Dikonfirmasi apakah warga atau masyarakat sudah ada yang diperiksa, Kombes Pol. Yuni Iswandari Yuyun tak menjawab lugas. Dia hanya meminta sabar dan mengatakan masih dalam proses penyelidikan.
Menurut Kapolres Lamteng AKBP Charles Pandapotan Tampubolon saat mendampingi Kapolda Lampung Irjen. Pol. Helfi Assegaf meninjau PT BSA pascainsiden pembakaran, ada hampir 50 orang yang telah dimintai keterangan. Mereka terdiri karyawan, dan saksi, dan petugas.
Baca juga: Para Karwayan Akaw BW Demo Polda Lampung: Tangkap Provokator Klaim Lahan Marga Anak Tuha
Di lokasi, kata dia, Kapolres AKBP Charles memastikan kini situasi di PT BSA kondusif. Sebanyak 450 personel gabungan dikerahkan untuk mengamankan lokasi dan memasang garis polisi di tempat kejadian perkara.
Diungkapkannya, tidak ada korban jiwa maupun luka-luka dalam insiden bentrokan dan pembakaran tersebut, baik dari pihak warga, karyawan perusahaan, maupun petugas pengamanan. Kerugian material, masih dalam perhitungan, ujarnya.
"Massa kami berikan pemahaman agar tidak melintasi garis polisi yang sudah dipasang. Mereka mau mendengarkan apa yang disampaikan oleh petugas, sehingga tidak ada gerakan tambahan dan situasi cepat mereda," kata Charles.

Baca juga: HUT ke-81 RI, Anak Tuha Upacara “Belum Merdeka” dengan Golok dan Bambu Runcing
AKSI KARYAWAN BW
Hari ini, Rabu (19/8/2026), sekitar 500 karyawan -- bulan 1500 seperti informasi sebelumnya dari pihak karyawan -- unjuk rasa ke Polda Lampung dan Polres Lampung Tengah. Mereka diangkut delapan (8) bus -- bukan seperti yang diinformasikan sebelumnya 35 bus.
Perwakilan para karyawan diterima Wakapolda Lampung Brigjen Pol. Drs. Sumarto, MSi dan jajaran di Siger Lounge Polda Lampung. Dia menyampaikan kepada perwakilan karyawan agar sabar dan memberikan waktu kepada penyidik Ditreskrimum Polda Lampung melakukan penyelidikan.

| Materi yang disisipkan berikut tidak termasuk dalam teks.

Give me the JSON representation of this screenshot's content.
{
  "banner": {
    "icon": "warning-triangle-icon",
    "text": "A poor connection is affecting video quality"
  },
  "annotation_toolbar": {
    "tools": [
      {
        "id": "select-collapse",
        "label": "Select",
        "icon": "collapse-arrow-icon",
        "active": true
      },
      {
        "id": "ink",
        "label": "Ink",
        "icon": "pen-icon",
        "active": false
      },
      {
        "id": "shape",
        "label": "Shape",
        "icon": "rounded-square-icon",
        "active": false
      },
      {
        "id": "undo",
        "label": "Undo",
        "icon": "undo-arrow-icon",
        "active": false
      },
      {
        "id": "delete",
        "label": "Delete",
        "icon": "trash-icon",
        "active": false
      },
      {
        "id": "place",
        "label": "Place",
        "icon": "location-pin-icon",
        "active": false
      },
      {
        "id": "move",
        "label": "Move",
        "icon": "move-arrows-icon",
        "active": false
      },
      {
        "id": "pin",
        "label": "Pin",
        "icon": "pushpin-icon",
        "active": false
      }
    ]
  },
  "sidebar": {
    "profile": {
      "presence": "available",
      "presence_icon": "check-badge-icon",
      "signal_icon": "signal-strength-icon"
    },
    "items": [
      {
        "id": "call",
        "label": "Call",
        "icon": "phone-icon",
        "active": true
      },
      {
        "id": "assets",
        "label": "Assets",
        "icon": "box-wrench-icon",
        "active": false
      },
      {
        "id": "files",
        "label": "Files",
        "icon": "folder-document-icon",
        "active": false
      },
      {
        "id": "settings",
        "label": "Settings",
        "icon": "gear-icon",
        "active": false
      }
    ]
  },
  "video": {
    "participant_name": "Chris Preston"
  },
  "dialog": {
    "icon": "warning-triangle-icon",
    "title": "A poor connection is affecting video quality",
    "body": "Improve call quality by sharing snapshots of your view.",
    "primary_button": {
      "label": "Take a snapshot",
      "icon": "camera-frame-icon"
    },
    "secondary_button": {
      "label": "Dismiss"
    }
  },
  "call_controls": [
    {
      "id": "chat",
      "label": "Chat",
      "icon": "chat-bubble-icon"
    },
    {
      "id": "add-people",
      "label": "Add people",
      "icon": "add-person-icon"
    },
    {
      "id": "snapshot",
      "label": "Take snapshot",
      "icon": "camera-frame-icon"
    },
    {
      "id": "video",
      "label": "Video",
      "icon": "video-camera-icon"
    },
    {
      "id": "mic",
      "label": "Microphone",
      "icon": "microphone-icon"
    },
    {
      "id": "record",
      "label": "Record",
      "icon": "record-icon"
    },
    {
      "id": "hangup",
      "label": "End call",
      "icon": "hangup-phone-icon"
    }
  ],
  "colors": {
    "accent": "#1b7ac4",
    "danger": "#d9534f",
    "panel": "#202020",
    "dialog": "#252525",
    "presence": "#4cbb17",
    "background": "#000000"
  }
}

Para anak buah Akaw itu menuntut penangkapan terhadap provokator warga yang mengklaim pemilik lahan Marga Anak Tuha. Mereka juga mendesak agar diusut warga yang membakaran puluhan bangunan (mess, kantor, gudang) serta belasan kendaraan operasional. (HBM)
- 12 Agustus 2026: Sekitar 200 warga mendatangi lokasi setelah mengetahui perusahaan memanen sawit, lalu melakukan perusakan dan pembakaran.
- 14 Agustus 2026: Polisi mulai menyelidiki tempat kejadian perkara dan memeriksa puluhan saksi.
- 19 Agustus 2026: Ribuan karyawan dari Sungai Budi Group berunjuk rasa di Mapolda Lampung menuntut penegakan hukum.